While cityhood advocates were fighting for incorporation, more than 4,500 new single-family houses, condominiums and apartment buildings were built in Calabasas. And at least 800 more residences have already been approved for construction within the proposed city boundaries by the Los Angeles County Board of Supervisors.

"There's not a lot of land in the city that's virgin," acknowledged Arnold Sank, vice president of the cityhood committee.

Despite the fact that development control was the original aim of incorporation, cityhood appears to be a virtual certainty for Calabasas. Community leaders say that residents are well aware of the advantages that cityhood can bring: local control of tax revenues, responsive government leaders and better services.

But scars from the 11-year battle remain and development is still an issue in an area where it appears growth will continue unabated for some time.

Many residents blame county bureaucrats and elected officials for stalling the cityhood drive while approving new projects. Even incorporation leaders have been criticized for negotiating a deal with a developer that will allow him to build hundreds of new residences. And most undeveloped land on the outskirts of the area was excluded from proposed city boundaries by the county's Local Agency Formation Commission, leaving it under county jurisdiction.

"Agoura Hills was the fastest growing city in the county for several years after their incorporation and it was all stuff approved by L.A. County," said Dave Brown, president of the Las Virgenes Homeowners Federation. "We are going to have the same situation out here and what's going to happen is that the city council is going to get blamed for it."

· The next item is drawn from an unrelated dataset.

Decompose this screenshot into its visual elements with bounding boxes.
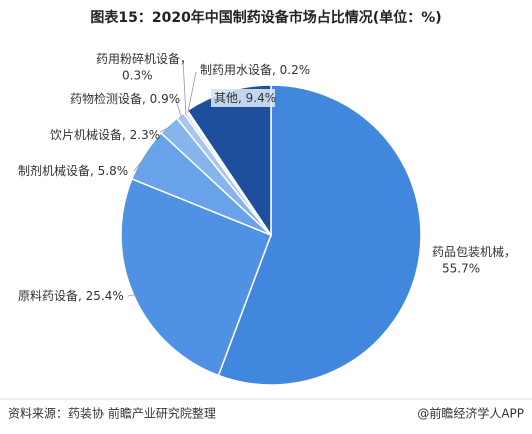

Marvin Lopata, a cityhood activist and candidate for the proposed council, said LAFCO generally "does not want new cities to control a lot of vacant land, so they gerrymander maps to exclude it. We wanted more and we should have had more."

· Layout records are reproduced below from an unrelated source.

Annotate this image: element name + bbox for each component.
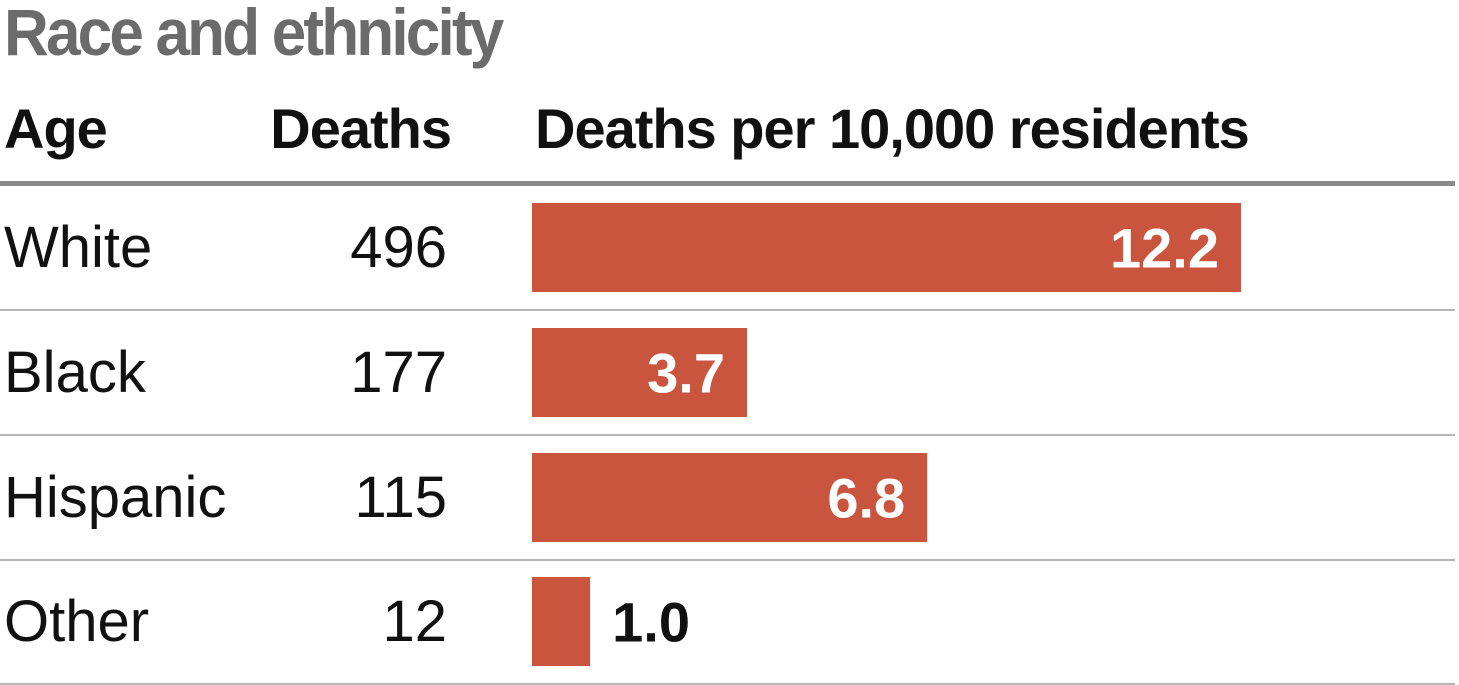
bar-hispanic [532,453,928,542]
table-row: Black 177 [0,311,1455,436]
table-row: White 496 [0,186,1455,311]
column-header-deaths: Deaths [270,97,452,160]
bar-value-label: 12.2 [1110,217,1219,280]
bar-value-label: 1.0 [612,591,690,654]
table-row: Hispanic 115 [0,436,1455,561]
row-divider [0,309,1455,311]
row-label: White [4,215,153,280]
row-label: Black [4,340,146,405]
row-label: Hispanic [4,465,227,530]
table-row: Other 12 [0,560,1455,685]
bar-white [532,203,1241,292]
row-deaths: 496 [350,215,447,280]
row-deaths: 115 [354,465,447,530]
row-divider [0,434,1455,436]
bar-other [532,577,591,666]
column-header-rate: Deaths per 10,000 residents [535,97,1250,160]
chart-title: Race and ethnicity [4,0,504,69]
bar-black [532,328,748,417]
row-deaths: 12 [382,589,447,654]
header-rule [0,181,1455,186]
row-divider [0,683,1455,685]
row-divider [0,559,1455,561]
row-label: Other [4,589,150,654]
bar-value-label: 3.7 [647,342,725,405]
column-header-age: Age [4,97,108,160]
row-deaths: 177 [350,340,447,405]
bar-value-label: 6.8 [827,467,905,530]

Some community members also fault cityhood leaders for voluntarily relinquishing control over the largest tract of undeveloped land left in the proposed city--the 1,250 acres of rugged land southeast of the Ventura Freeway and Las Virgenes Road owned by The Baldwin Co.

Developer Jim Baldwin was a staunch opponent of cityhood, and stymied an early incorporation effort by recruiting his sister to file a lawsuit against LAFCO, according to cityhood leaders. But Baldwin withdrew his opposition in December, 1989, when cityhood leaders--after months of negotiations--agreed not to fight the developer's plans to build 550 residences, a church and a commercial center.

Some community members say that cityhood leaders should not have agreed to let Baldwin build so many houses, and should have pushed harder for reduced density.

The General Plan for the area where Baldwin plans to build called for 132 houses, and in 1989 Supervisor Mike Antonovich promised the community that he would limit the company to building just 350 houses there.

"Baldwin is trampling on the city left and right," said Michael Fichera, one of the 13 candidates for the Calabasas council. "Coaching from the sidelines is probably unfair, but the people who are doing the negotiating for the community made a mistake."

But cityhood leaders who negotiated with the company defend the agreement, saying that it was the best deal they could extract from the developer, who originally envisioned about 1,500 residences there.

Without securing Baldwin's support, they said, cityhood would have been doomed.

"We had no standing to make any more stringent demands on these folks," said Dennis Washburn, one of the cityhood leaders who negotiated with the company. "We had no power."

The drive for cityhood began more than 11 years ago when the Board of Supervisors took steps to permit more intensive development in the foothills of the Santa Monica Mountains.

Concerned West Valley residents decided that forming a city with the power to set its own zoning laws was the best way to save the pristine land. They proposed creating the city of Rancho Las Virgenes, 44 square miles including the areas now incorporated as Agoura Hills and Westlake Village, with a population of about 32,000.